GIF Comment: Nord Stream 2 ties together US and Germany’s economic and political agendas
LONDON (ICIS)–The new US administration’s desire to mend fences with historical EU allies has led some to believe Washington and Berlin can reach a compromise on the world’s most controversial pipeline.
Economically and politically, both have a lot at stake.
The rhetoric of the US State Department condemning Nord Stream 2 indicate there may be no change in position, but there could be a shift in its strategy.
“The difficulty with Nord Stream 2 is that, from a US perspective, it is a “knot” linking different problems: the ambiguous US-Russia relationship started under [former president] Trump, the future of shale oil and gas, commercial tensions with Europe, NATO, the mixed efficiency of sanctions policy against US adversaries etc.,” said Jonathan Lagarde, risk manager at a UK-based energy company.
Some experts say Washington sees Germany as a critical ally on everything from confronting China and negotiating with Iran to climate change. Solving their Nord Stream 2 problem would allow the two countries to focus on their shared agenda.
Germany is the main EU27 economy and the European Commission is headed by one of its citizens – Ursula von der Leyen, meaning Germany is driving the EU response to coronavirus and the financial rescue packages.
The pressure on Berlin is growing and its continuous support for Nord Stream 2 may be affected by how much political capital the country’s government needs to spend on more pressing issues, such as EU27 unity, vaccinations and financial packages.
But it still has the support of the bloc’s second largest economy. French president Emmanuel Macron expressed his “total solidarity” with German Chancellor Angela Merkel on Nord Stream 2, in February following the French-German defence and security council .
Yet the French and German stance could change if greener or more pro-US leaders were elected in German elections in September and in France next year.
Ultimately, Germany’s strongest political capital is its economic strength.
However, in the wider context of Brexit, the rule of law debate in the EU and von der Leyen’s widely criticized handling of the vaccine rollout, Germany may have run out of steam needed to push through Nord Stream 2 against the opposition of CEE member states and Ukraine, as noted by solicitors at central European-based international dispute resolution firm Queritius Daniel Dozsa and Marcin Menkes.
On a separate note, some kind of a political deal might limit US LNG exporters’ ability to achieve maximum profit on the global market by using arbitrage opportunities between continents. US exporters used Europe as a last-resort market in 2019-2020 and favoured Asia where net-backs were generally higher.
In addition, Lagarde pointed out that given the competitiveness of Russian LNG for delivery in Europe, any increase in EU regasification capacity triggered by US policy would also benefit Russia.
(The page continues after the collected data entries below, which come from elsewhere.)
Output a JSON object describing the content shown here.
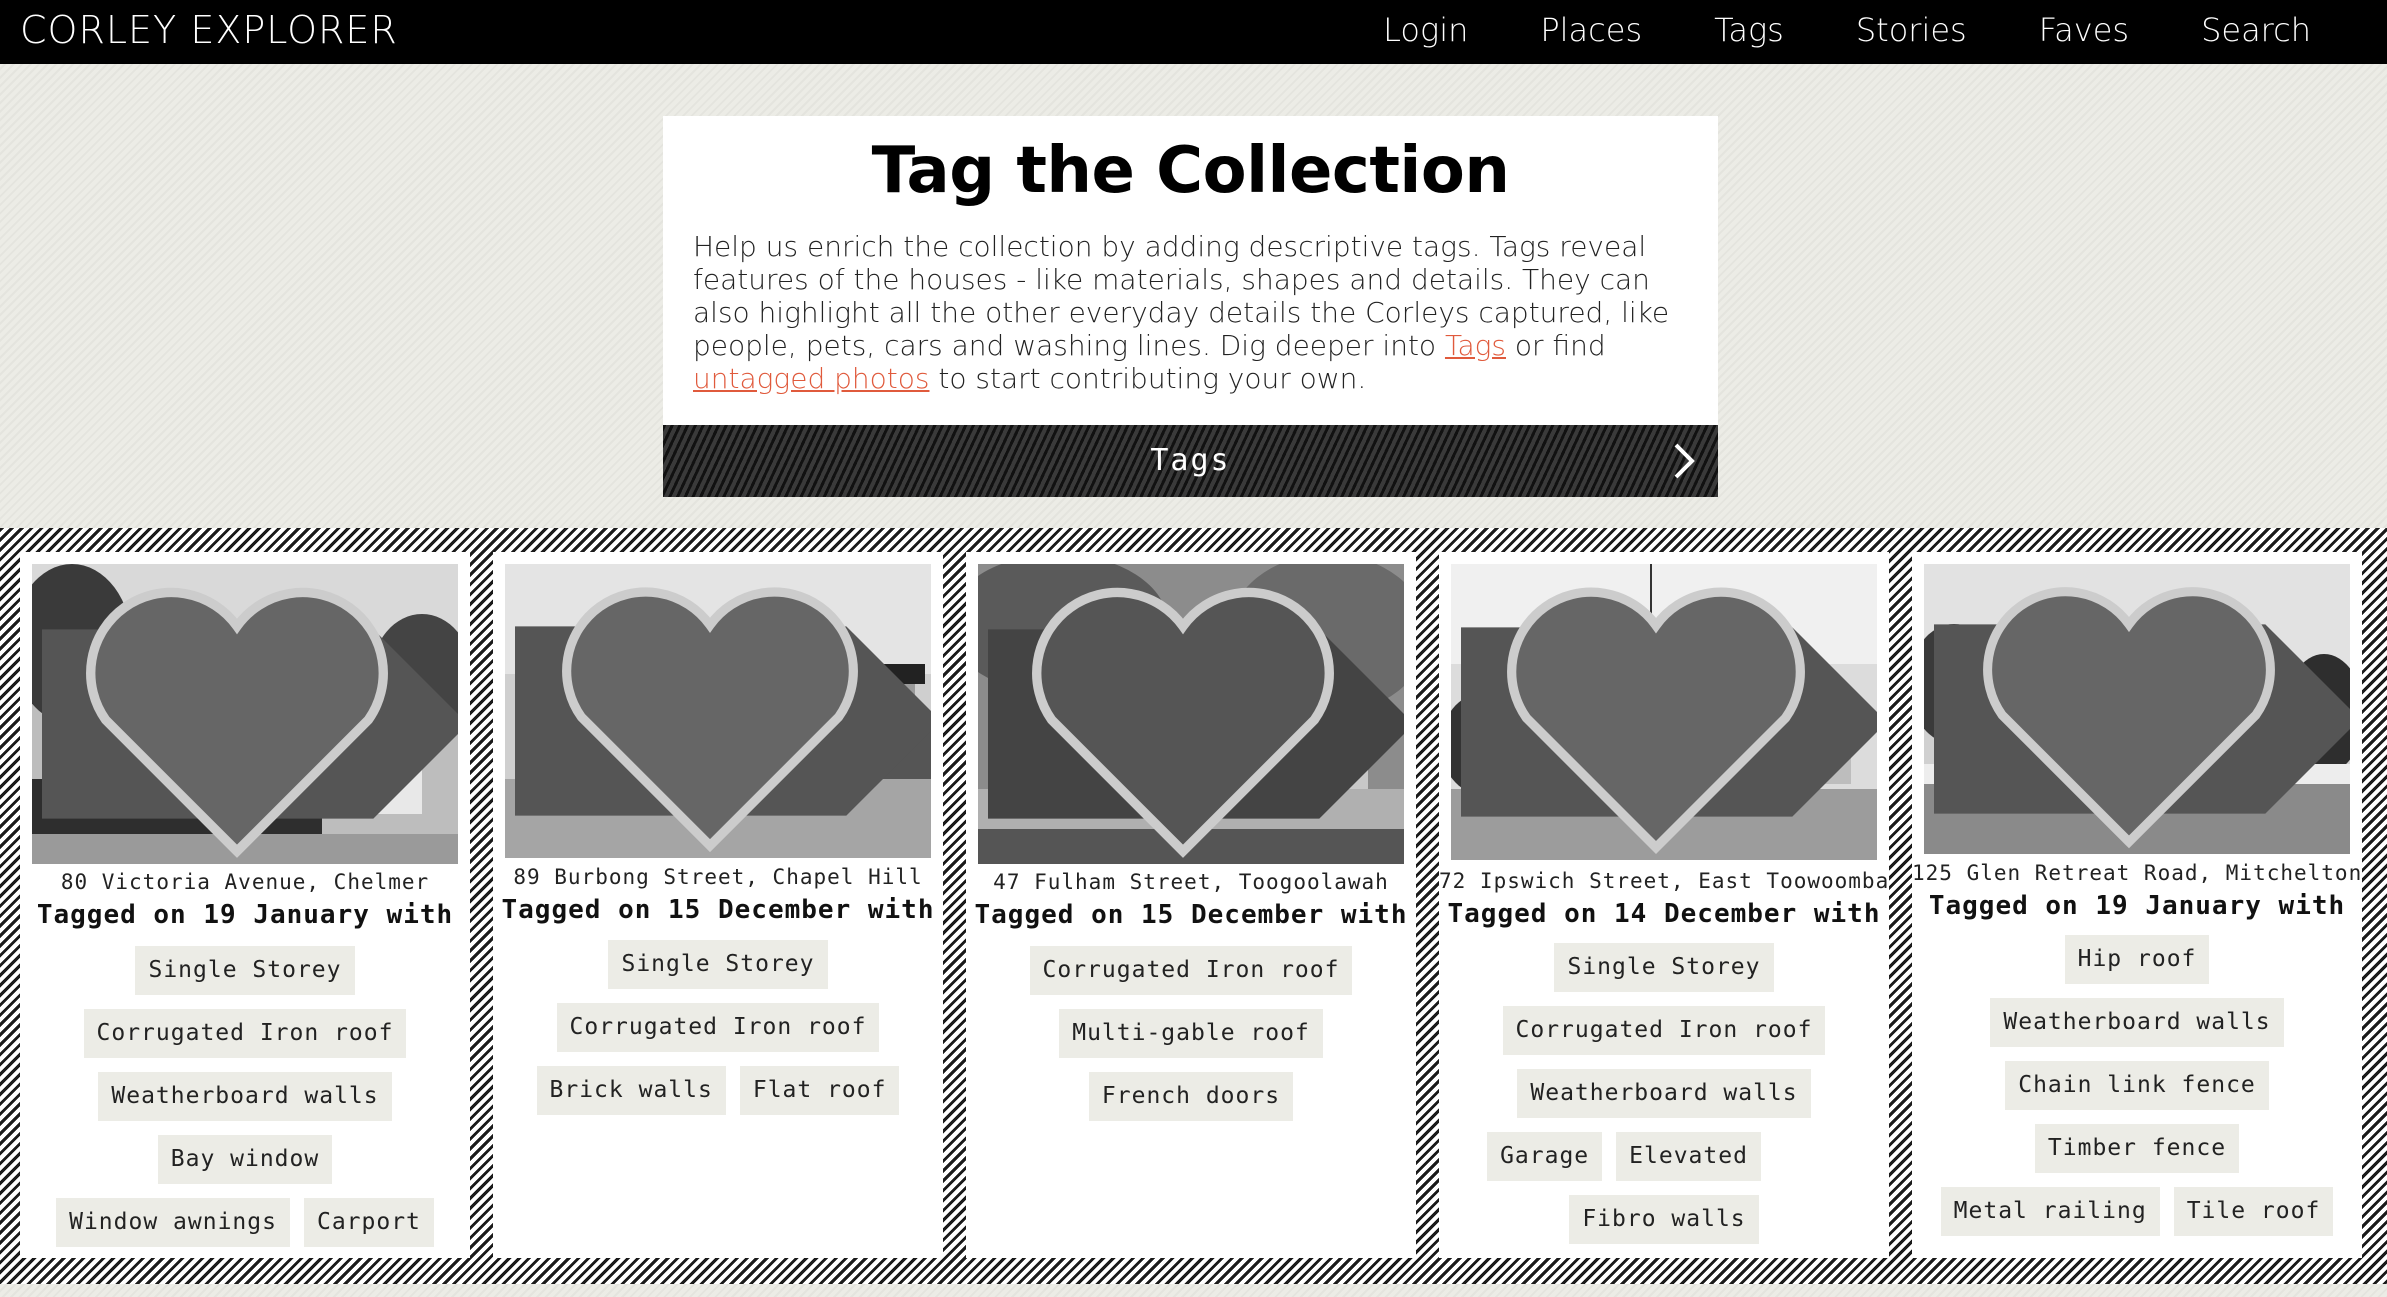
{
  "brand": "CORLEY EXPLORER",
  "nav": [
    "Login",
    "Places",
    "Tags",
    "Stories",
    "Faves",
    "Search"
  ],
  "intro": {
    "title": "Tag the Collection",
    "body_1": "Help us enrich the collection by adding descriptive tags. Tags reveal features of the houses - like materials, shapes and details. They can also highlight all the other everyday details the Corleys captured, like people, pets, cars and washing lines. Dig deeper into ",
    "link_tags": "Tags",
    "body_2": " or find ",
    "link_untagged": "untagged photos",
    "body_3": " to start contributing your own.",
    "button_label": "Tags"
  },
  "cards": [
    {
      "address": "80 Victoria Avenue, Chelmer",
      "tagged_line": "Tagged on 19 January with",
      "tags": [
        "Single Storey",
        "Corrugated Iron roof",
        "Weatherboard walls",
        "Bay window",
        "Window awnings",
        "Carport"
      ]
    },
    {
      "address": "89 Burbong Street, Chapel Hill",
      "tagged_line": "Tagged on 15 December with",
      "tags": [
        "Single Storey",
        "Corrugated Iron roof",
        "Brick walls",
        "Flat roof"
      ]
    },
    {
      "address": "47 Fulham Street, Toogoolawah",
      "tagged_line": "Tagged on 15 December with",
      "tags": [
        "Corrugated Iron roof",
        "Multi-gable roof",
        "French doors"
      ]
    },
    {
      "address": "72 Ipswich Street, East Toowoomba",
      "tagged_line": "Tagged on 14 December with",
      "tags": [
        "Single Storey",
        "Corrugated Iron roof",
        "Weatherboard walls",
        "Garage",
        "Elevated",
        "Fibro walls"
      ]
    },
    {
      "address": "125 Glen Retreat Road, Mitchelton",
      "tagged_line": "Tagged on 19 January with",
      "tags": [
        "Hip roof",
        "Weatherboard walls",
        "Chain link fence",
        "Timber fence",
        "Metal railing",
        "Tile roof"
      ]
    }
  ],
  "colors": {
    "link": "#e05a3c",
    "topbar": "#000000",
    "chip_bg": "#ececE6"
  }
}
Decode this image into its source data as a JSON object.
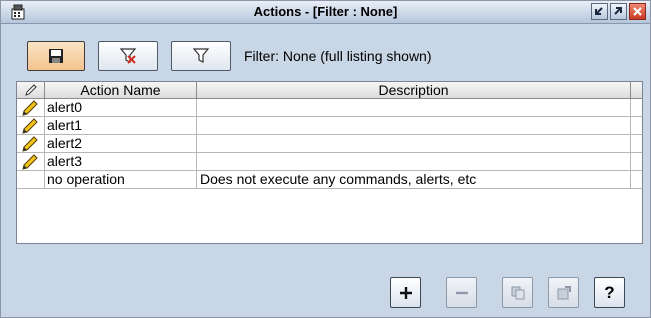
{
  "window": {
    "title": "Actions - [Filter : None]",
    "icons": [
      "app-icon",
      "minimize-icon",
      "maximize-icon",
      "close-icon"
    ]
  },
  "toolbar": {
    "buttons": [
      "save-icon",
      "clear-filter-icon",
      "filter-icon"
    ],
    "filter_status": "Filter: None (full listing shown)"
  },
  "table": {
    "columns": [
      "",
      "Action Name",
      "Description"
    ],
    "rows": [
      {
        "editable": true,
        "name": "alert0",
        "description": ""
      },
      {
        "editable": true,
        "name": "alert1",
        "description": ""
      },
      {
        "editable": true,
        "name": "alert2",
        "description": ""
      },
      {
        "editable": true,
        "name": "alert3",
        "description": ""
      },
      {
        "editable": false,
        "name": "no operation",
        "description": "Does not execute any commands, alerts, etc"
      }
    ]
  },
  "footer": {
    "buttons": [
      {
        "icon": "add-icon",
        "enabled": true
      },
      {
        "icon": "remove-icon",
        "enabled": false
      },
      {
        "icon": "copy-icon",
        "enabled": false
      },
      {
        "icon": "properties-icon",
        "enabled": false
      },
      {
        "icon": "help-icon",
        "enabled": true,
        "label": "?"
      }
    ]
  },
  "colors": {
    "window_bg": "#c9d6e6",
    "active_button": "#f4c48e",
    "close_button": "#d9472b"
  }
}
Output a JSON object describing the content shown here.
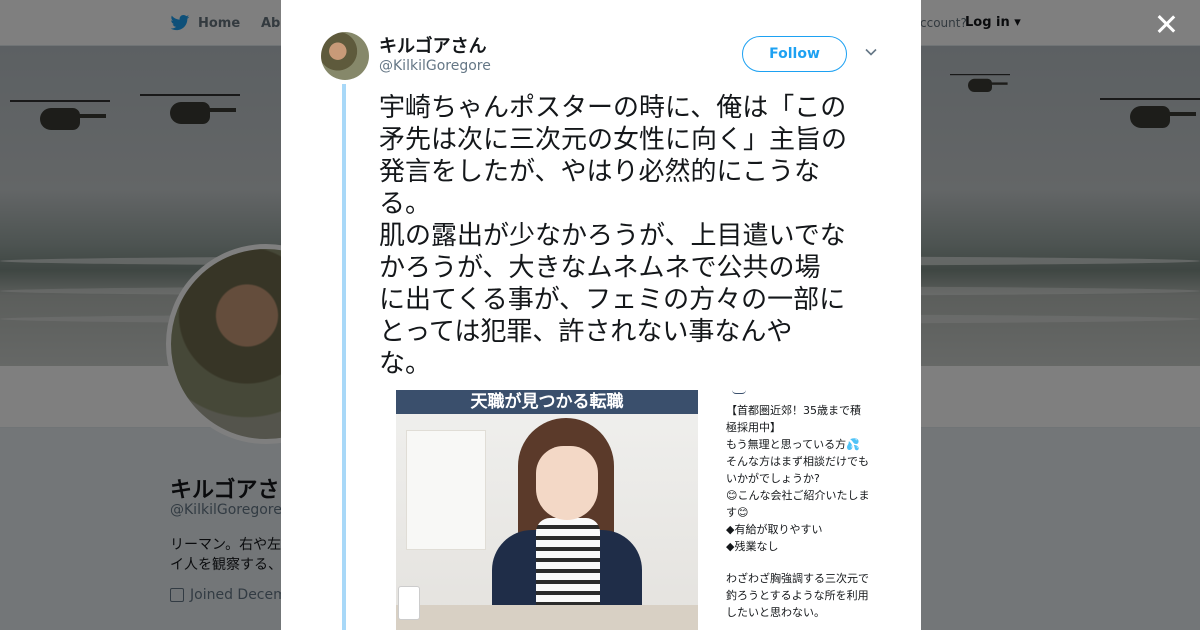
{
  "nav": {
    "home_label": "Home",
    "about_label": "Abo",
    "account_prompt": "ccount?",
    "login_label": "Log in"
  },
  "profile": {
    "name": "キルゴアさ",
    "handle": "@KilkilGoregore",
    "bio_line1": "リーマン。右や左",
    "bio_line2": "イ人を観察する、",
    "joined": "Joined Decem"
  },
  "tweet": {
    "author_name": "キルゴアさん",
    "author_handle": "@KilkilGoregore",
    "follow_label": "Follow",
    "text": "宇崎ちゃんポスターの時に、俺は「この\n矛先は次に三次元の女性に向く」主旨の\n発言をしたが、やはり必然的にこうな\nる。\n肌の露出が少なかろうが、上目遣いでな\nかろうが、大きなムネムネで公共の場\nに出てくる事が、フェミの方々の一部に\nとっては犯罪、許されない事なんや\nな。",
    "media": {
      "ad_header": "天職が見つかる転職",
      "ad_text": "【首都圏近郊！35歳まで積\n極採用中】\nもう無理と思っている方💦\nそんな方はまず相談だけでも\nいかがでしょうか?\n😊こんな会社ご紹介いたしま\nす😊\n◆有給が取りやすい\n◆残業なし",
      "ad_caption": "わざわざ胸強調する三次元で\n釣ろうとするような所を利用\nしたいと思わない。"
    }
  },
  "colors": {
    "accent": "#1da1f2",
    "thread_line": "#a8d8f8",
    "overlay": "rgba(0,0,0,0.5)"
  },
  "icons": {
    "brand": "twitter-bird-icon",
    "close": "close-icon",
    "menu": "chevron-down-icon",
    "calendar": "calendar-icon"
  }
}
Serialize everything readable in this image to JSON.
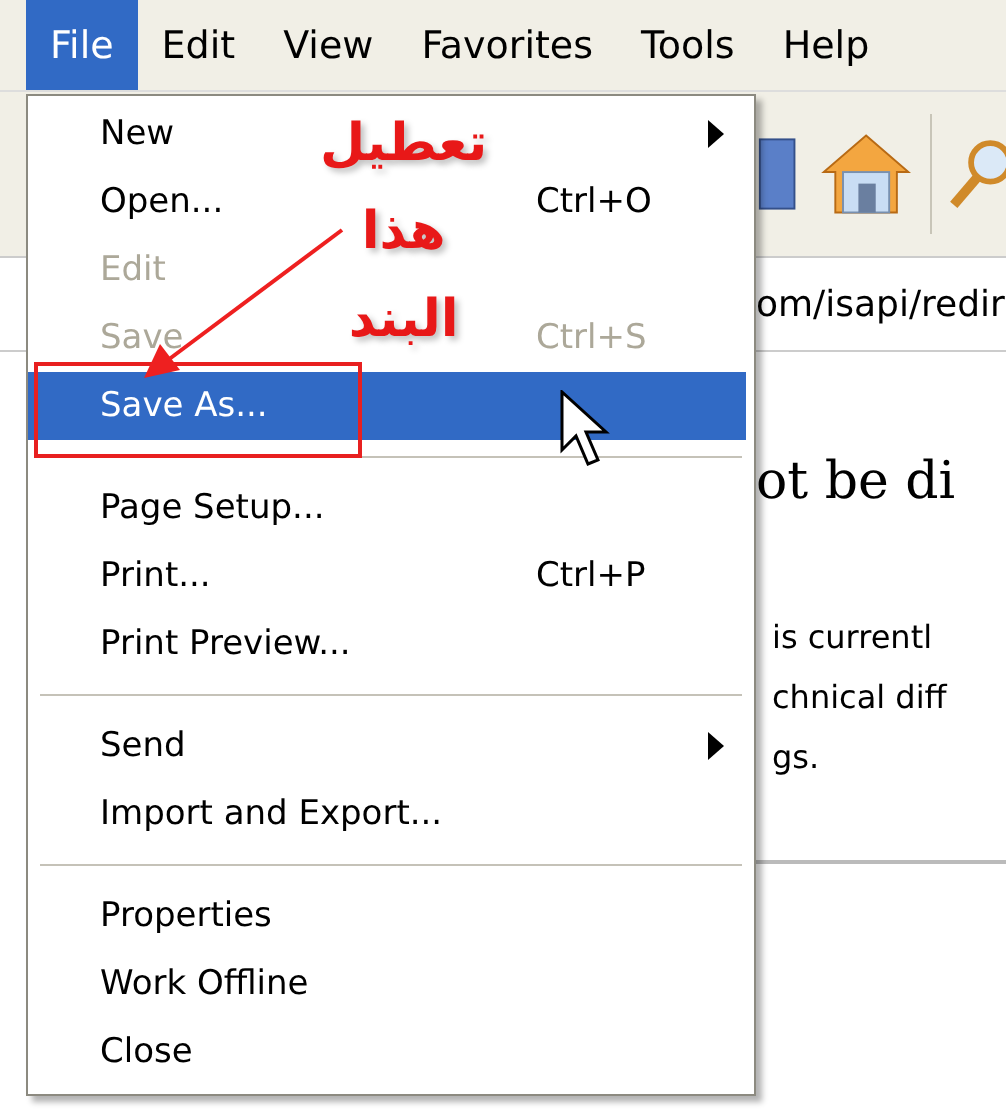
{
  "menu_bar": [
    {
      "label": "File",
      "selected": true
    },
    {
      "label": "Edit",
      "selected": false
    },
    {
      "label": "View",
      "selected": false
    },
    {
      "label": "Favorites",
      "selected": false
    },
    {
      "label": "Tools",
      "selected": false
    },
    {
      "label": "Help",
      "selected": false
    }
  ],
  "address_bar": {
    "value": "om/isapi/redir"
  },
  "page": {
    "heading": "ot be di",
    "lines": [
      "is currentl",
      "chnical diff",
      "gs."
    ]
  },
  "file_menu": [
    {
      "kind": "item",
      "label": "New",
      "submenu": true,
      "disabled": false,
      "selected": false
    },
    {
      "kind": "item",
      "label": "Open...",
      "shortcut": "Ctrl+O",
      "disabled": false,
      "selected": false
    },
    {
      "kind": "item",
      "label": "Edit",
      "disabled": true,
      "selected": false
    },
    {
      "kind": "item",
      "label": "Save",
      "shortcut": "Ctrl+S",
      "disabled": true,
      "selected": false
    },
    {
      "kind": "item",
      "label": "Save As...",
      "disabled": false,
      "selected": true
    },
    {
      "kind": "separator"
    },
    {
      "kind": "item",
      "label": "Page Setup...",
      "disabled": false,
      "selected": false
    },
    {
      "kind": "item",
      "label": "Print...",
      "shortcut": "Ctrl+P",
      "disabled": false,
      "selected": false
    },
    {
      "kind": "item",
      "label": "Print Preview...",
      "disabled": false,
      "selected": false
    },
    {
      "kind": "separator"
    },
    {
      "kind": "item",
      "label": "Send",
      "submenu": true,
      "disabled": false,
      "selected": false
    },
    {
      "kind": "item",
      "label": "Import and Export...",
      "disabled": false,
      "selected": false
    },
    {
      "kind": "separator"
    },
    {
      "kind": "item",
      "label": "Properties",
      "disabled": false,
      "selected": false
    },
    {
      "kind": "item",
      "label": "Work Offline",
      "disabled": false,
      "selected": false
    },
    {
      "kind": "item",
      "label": "Close",
      "disabled": false,
      "selected": false
    }
  ],
  "annotation": {
    "lines": [
      "تعطيل",
      "هذا",
      "البند"
    ]
  }
}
Those who believe Germany will use its weight to see Nord Stream 2 through base their arguments on economic foundations. In Germany, the project makes sense economically and politically. “Trade and diplomatic relations between the EU and Russia have dipped very low. Nord Stream 2 could be some leverage in times of crisis,” said a German industry source.
In Washington, the four-months-old administration must deal with a long list of issues left by the previous government. The absence of new sanctions since Joe Biden took office confirms that Nord Stream 2 is not a priority.